A student activist finds his voice
— Q&A with JACOB ABASTA —
March 1, 2021
Jacob, a 17-year-old climate justice activist from Mount Prospect is the city coordinator for an international youth-led climate education group called Earth Uprising. He organizes young people around climate change in the Chicago area. He recently joined Climate Reality Chicago and has applied to attend The Climate Reality Project’s virtual training this spring.
How did you get interested in climate action?
JA: I started seeing things on Instagram from Greta Thunberg, including her speeches, during the spring of 2020, and I started researching what she was talking about. I started to feel we were in a crisis that’s being ignored, and no one was even talking about how we’re in the middle of a mass extinction.
The pandemic had just hit in the U.S. and I realized that although I could not do much about the coronavirus pandemic, I could do so much more to positively affect my future with climate change and help try to stop it. I realized I needed to do something.
What made you care about the climate?
JA: Seeing how much humans have contributed to climate change. It made me think that we only had a matter of time until climate change is unstoppable and will be life threatening.
Where do you see the biggest need for change in our region?
JA: The biggest need is climate education. It’s devastating that my friends and I are not being taught about climate change in our schools. We have realized that it is our job to “sound the alarm” and bring attention to these issues because our school system won’t. The more we educate, the more we empower people to take action. I would love to see Illinois require climate education in the schools.
Editor’s Note: In Jacob’s school, John Hersey High School in Arlington Heights, the only course he’s aware of that includes a unit on climate change is an environmental science class, offered to seniors as an elective.
What got you interested in The Climate Reality Project? How did you first hear of it?
JA: I first heard of The Climate Reality Project in 2020 when I first started my activism and heard about the climate leadership training. I liked that Climate Reality was organizing events to educate and empower people to take action on the climate crisis and create new ideas to take action.
How do you stay motivated?
JA: I stay motivated with organizing by getting my friends and people at school involved, as well as making new connections and getting to know the people I work with.

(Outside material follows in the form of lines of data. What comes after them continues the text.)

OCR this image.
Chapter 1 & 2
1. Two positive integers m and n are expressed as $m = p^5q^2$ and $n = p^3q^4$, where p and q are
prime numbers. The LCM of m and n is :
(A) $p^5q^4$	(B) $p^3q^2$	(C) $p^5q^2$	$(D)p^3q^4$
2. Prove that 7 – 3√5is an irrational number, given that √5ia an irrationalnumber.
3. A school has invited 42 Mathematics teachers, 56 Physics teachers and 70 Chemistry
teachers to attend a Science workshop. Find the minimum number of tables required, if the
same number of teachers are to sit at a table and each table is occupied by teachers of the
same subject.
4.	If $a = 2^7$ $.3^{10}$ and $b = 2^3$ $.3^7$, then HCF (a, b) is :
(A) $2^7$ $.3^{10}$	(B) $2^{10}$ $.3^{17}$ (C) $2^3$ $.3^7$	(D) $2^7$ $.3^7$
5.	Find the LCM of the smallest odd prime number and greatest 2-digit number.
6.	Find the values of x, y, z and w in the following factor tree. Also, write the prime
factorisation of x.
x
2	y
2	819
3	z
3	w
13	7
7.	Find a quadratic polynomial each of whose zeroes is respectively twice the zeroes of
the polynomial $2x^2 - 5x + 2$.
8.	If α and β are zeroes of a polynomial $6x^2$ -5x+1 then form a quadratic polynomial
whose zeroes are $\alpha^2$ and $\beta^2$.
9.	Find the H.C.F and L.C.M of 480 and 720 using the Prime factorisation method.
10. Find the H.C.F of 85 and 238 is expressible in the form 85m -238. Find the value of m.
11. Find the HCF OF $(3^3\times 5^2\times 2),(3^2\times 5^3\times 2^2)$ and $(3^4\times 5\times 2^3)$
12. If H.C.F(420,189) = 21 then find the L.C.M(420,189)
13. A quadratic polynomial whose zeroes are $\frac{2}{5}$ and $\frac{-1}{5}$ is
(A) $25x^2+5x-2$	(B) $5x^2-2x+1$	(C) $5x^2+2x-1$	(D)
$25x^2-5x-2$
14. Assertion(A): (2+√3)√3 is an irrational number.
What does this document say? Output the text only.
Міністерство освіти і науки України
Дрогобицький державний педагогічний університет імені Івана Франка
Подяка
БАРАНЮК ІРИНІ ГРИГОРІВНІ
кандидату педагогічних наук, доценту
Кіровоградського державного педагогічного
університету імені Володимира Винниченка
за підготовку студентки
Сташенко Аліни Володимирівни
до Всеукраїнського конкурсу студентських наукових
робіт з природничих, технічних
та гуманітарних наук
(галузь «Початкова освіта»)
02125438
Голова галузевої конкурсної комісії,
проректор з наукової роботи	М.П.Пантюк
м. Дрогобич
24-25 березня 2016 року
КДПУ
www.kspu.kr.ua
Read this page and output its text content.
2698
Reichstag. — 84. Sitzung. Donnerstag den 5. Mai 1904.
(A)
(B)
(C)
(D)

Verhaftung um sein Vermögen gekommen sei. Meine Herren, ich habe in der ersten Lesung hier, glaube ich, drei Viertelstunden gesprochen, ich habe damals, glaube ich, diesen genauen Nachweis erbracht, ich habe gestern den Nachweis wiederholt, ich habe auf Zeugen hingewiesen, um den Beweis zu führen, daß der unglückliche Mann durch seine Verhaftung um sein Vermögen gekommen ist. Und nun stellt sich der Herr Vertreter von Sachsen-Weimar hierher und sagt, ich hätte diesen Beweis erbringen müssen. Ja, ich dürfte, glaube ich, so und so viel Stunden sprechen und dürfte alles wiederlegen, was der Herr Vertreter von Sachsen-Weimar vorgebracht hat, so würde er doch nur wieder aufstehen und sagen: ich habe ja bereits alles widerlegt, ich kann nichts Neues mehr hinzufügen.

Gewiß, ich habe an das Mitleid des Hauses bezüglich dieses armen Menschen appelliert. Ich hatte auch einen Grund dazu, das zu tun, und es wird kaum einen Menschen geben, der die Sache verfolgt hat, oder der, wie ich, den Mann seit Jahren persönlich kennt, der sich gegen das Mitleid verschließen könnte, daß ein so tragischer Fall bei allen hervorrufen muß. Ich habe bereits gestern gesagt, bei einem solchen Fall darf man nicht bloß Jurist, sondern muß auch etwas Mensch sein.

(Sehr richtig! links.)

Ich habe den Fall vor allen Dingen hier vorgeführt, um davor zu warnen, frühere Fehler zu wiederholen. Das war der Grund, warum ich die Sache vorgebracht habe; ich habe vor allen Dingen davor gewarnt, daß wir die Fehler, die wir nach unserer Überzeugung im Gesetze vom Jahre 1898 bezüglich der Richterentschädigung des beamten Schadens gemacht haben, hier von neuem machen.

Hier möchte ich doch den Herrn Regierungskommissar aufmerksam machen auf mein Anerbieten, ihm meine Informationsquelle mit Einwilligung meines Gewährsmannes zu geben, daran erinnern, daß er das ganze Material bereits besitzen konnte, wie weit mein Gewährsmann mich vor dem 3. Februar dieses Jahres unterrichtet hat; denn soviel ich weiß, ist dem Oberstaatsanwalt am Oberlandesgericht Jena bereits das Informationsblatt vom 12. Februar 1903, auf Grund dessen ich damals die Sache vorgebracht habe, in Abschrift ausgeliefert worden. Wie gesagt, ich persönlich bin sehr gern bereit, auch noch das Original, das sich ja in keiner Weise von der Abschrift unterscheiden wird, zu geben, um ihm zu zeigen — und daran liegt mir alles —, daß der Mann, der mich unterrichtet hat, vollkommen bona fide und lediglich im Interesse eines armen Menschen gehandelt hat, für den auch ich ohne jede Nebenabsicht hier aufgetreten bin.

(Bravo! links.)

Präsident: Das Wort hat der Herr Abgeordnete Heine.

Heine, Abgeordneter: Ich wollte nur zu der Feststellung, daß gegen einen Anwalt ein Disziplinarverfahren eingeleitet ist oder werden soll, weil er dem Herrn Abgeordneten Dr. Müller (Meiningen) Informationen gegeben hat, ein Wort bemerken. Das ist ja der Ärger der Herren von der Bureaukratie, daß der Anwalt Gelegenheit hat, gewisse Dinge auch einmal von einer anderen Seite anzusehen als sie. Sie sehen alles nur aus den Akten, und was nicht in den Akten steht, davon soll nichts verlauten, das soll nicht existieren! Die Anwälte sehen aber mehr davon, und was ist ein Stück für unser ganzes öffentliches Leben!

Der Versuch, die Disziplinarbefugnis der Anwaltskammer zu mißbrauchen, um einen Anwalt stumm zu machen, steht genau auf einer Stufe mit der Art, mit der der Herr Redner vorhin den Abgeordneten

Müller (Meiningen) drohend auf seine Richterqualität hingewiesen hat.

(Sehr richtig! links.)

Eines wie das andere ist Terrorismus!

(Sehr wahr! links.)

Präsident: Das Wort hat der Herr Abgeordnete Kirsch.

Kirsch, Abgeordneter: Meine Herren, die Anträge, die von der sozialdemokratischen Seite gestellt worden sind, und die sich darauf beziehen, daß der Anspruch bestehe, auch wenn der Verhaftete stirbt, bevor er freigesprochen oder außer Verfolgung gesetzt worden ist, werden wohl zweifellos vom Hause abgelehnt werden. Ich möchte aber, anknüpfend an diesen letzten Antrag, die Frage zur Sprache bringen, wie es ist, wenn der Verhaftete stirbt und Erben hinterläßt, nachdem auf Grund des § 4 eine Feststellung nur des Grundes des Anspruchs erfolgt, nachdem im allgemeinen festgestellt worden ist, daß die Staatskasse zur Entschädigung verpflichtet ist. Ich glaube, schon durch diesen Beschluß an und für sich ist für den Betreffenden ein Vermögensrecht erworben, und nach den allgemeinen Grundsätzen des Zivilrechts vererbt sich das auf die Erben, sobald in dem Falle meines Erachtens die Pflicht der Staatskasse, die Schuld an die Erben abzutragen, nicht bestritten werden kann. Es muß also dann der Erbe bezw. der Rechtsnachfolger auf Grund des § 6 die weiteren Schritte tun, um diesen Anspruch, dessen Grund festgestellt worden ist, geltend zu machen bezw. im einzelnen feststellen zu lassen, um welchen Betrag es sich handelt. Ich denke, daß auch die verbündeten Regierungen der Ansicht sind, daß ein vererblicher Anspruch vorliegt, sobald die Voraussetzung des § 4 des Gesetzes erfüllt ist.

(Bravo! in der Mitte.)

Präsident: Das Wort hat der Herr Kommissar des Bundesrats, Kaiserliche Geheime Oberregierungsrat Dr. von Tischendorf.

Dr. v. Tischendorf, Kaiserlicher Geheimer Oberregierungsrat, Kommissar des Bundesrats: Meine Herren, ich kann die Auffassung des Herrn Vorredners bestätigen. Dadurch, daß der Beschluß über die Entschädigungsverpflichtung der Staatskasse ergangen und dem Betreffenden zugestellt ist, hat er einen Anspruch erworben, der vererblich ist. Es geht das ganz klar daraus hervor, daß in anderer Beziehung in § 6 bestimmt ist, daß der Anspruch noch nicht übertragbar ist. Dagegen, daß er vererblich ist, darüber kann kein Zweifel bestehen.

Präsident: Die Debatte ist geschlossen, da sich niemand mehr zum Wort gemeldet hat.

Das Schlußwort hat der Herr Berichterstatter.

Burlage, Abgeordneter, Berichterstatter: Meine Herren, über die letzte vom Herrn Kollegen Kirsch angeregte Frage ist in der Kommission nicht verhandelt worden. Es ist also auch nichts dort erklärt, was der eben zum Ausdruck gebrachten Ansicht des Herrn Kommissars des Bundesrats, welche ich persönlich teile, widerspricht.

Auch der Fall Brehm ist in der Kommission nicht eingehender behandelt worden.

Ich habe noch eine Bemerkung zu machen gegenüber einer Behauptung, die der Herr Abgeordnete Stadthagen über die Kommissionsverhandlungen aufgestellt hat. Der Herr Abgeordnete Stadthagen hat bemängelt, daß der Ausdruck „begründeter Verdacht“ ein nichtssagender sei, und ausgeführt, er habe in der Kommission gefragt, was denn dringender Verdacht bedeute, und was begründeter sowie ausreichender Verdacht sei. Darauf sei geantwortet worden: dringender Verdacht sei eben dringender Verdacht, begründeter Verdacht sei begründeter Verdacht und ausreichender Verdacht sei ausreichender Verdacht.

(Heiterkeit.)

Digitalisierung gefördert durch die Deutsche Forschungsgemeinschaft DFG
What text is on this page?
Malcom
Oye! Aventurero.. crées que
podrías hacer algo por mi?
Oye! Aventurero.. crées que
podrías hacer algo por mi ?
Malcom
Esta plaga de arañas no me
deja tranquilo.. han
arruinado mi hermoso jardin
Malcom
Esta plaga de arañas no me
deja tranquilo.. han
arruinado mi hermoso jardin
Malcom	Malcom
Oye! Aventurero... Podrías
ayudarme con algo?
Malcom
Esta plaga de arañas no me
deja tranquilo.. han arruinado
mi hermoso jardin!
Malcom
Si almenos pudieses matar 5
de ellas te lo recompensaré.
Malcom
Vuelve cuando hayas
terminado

What’s your favorite quote?
JA: My favorite quote is from Dr. Seuss: “Unless someone like you cares a whole awful lot, nothing is going to get better. It’s not.” This quote reminds me that I can’t wait for other people to take action on our future because this movement needs as many people as we can to get involved. Forget what other people might think of you or what you do, it’s only right to stand up for what you believe in. So I’m very happy I got involved in the climate movement at 16 years old.
What do you envision for the future?
JA: What I would like to see in the future is a world where people can actually look forward to having kids on a livable planet. Where we can actually go outside and breathe fresh air, not air polluted with contaminants that cause long-term health effects. I would love to see bluer skies and greener cities and my town with more electric vehicles.
What I would like to see in the future is a world where people can actually look forward to having kids on a livable planet.
I want to see fewer power plants located in low-income communities, and where Black, Indigenous and people of color live. When you go to Chicago, you can stop by the Gold Coast and Lincoln Square, and they’re nicer when it comes to the environment, but in Black and brown neighborhoods, you see so many more polluters and power plants. An example is General Iron, which is supposed to relocate to the Southeast Side from Lincoln Park.
I don’t want to have a talk with my history class every single day about wildfires and how frequent they’ve become. I don’t want to open up Instagram and see my friends’ homes destroyed by wildfires.
I want more housing that is safer in cities like Miami, where people might have to relocate because of rising sea levels.
We’re not asking too much of our government. We’re just begging them to care about us. It shouldn’t be too much to ask for healthy air and water.